Hari Lingkungan Hidup: Apa kabar plastik berbayar?
Indonesia merupakan penyumbang terbesar kedua sampah plastik di dunia. Untuk menanganinya dibutuhkan bukan saja kebijakan pada tataran makro, tetapi perubahan mental pada masyarakat. Bisakah?
SATUHARAPAN.COM – Kemarin sore, di hari Pancasila, saya berkunjung ke sebuah toko buku ternama di Jakarta. Awalnya tidak niat untuk berbelanja buku, tetapi karena ada buku anak yang menarik saya mampir. Di kasir, mereka langsung membungkus buku saya dengan plastik. Saya menolaknya, tetapi mereka serempak seperti paduan suara mengatakan, “Sudah tidak bayar lagi kok, bu”.

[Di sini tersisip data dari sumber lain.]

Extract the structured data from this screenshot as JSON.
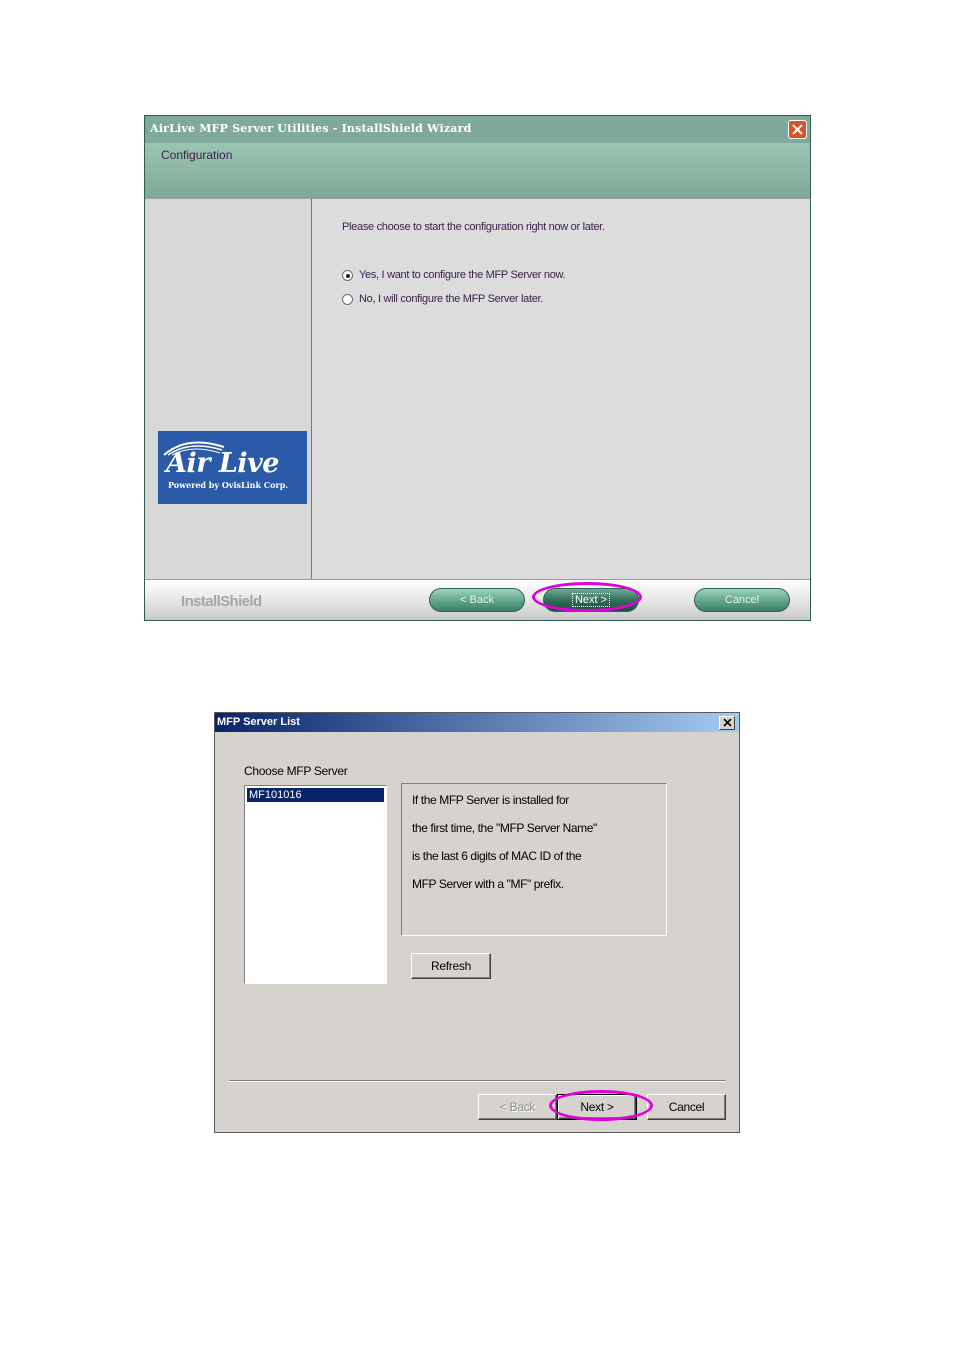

Saya tersenyum dan meninggalkan mereka.
Sampah plastik di Indonesia
Kementerian Lingkungan Hidup dan Kehutanan (KLHK) menilai persoalan sampah sudah meresahkan. Indonesia bahkan masuk dalam peringkat kedua di dunia sebagai penghasil sampah plastik ke laut setelah Tiongkok. Hal itu berkaitan dengan data dari KLHK yang menyebut plastik hasil dari 100 toko atau anggota Asosiasi Pengusaha Ritel Indonesia (APRINDO) dalam waktu satu tahun saja, sudah mencapai 10,95 juta lembar sampah kantong plastik.
Jumlah itu ternyata setara dengan luasan 65,7 hektare kantong plasti,k atau sekitar 60 kali luas lapangan sepak bola. Data ini menyesakkan, betapa plastik yang mungkin hanya kita buang satu atau dua kantong tersebut akan bertemu dengan plastik yang lain dan menyumpang jumlah sampah plastik terbesar nomer dua di dunia.
Data dari Direktoral Jenderal Pengelolan Sampah, Limbah, dan B3 KLHK mengatakan bahwa jumlah sampah plastik sebesar 14% dari jumlah total sampah yang ada. Artinya, besaran jumlah sampah plastik ini sebesar 9,52 juta ton.
Dari satu atau dua kantong plastik yang kita buang setiap hari, mungkin tidak berpengaruh dengan besaran jumlah keseluruhan sampah plastik. Tetapi, mari kita bayangkan bahwa jika kita semua yang ada di Indonesia, melakukan puasa sampah plastik sehari dalam sebulan. Hitungannya mungkin belum akan bisa kita dapat saat ini. Namun jika itu berhasil dilakukan, tentu jumlah 9,52 ton akan berkurang.
Perda Plastik
Awal tahun ini, ada kabar menggembirakan karena setiap kantong plastik yang kita dapat dari supermarket atau minimarket harus kita bayar. Nilainya memang tidak terlalu besar, tetapi bagi saya, ini akan mengajarkan kepada kita, kepada masyarakat, bahwa persoalan sampah plastik ini adalah persoalan kita bersama.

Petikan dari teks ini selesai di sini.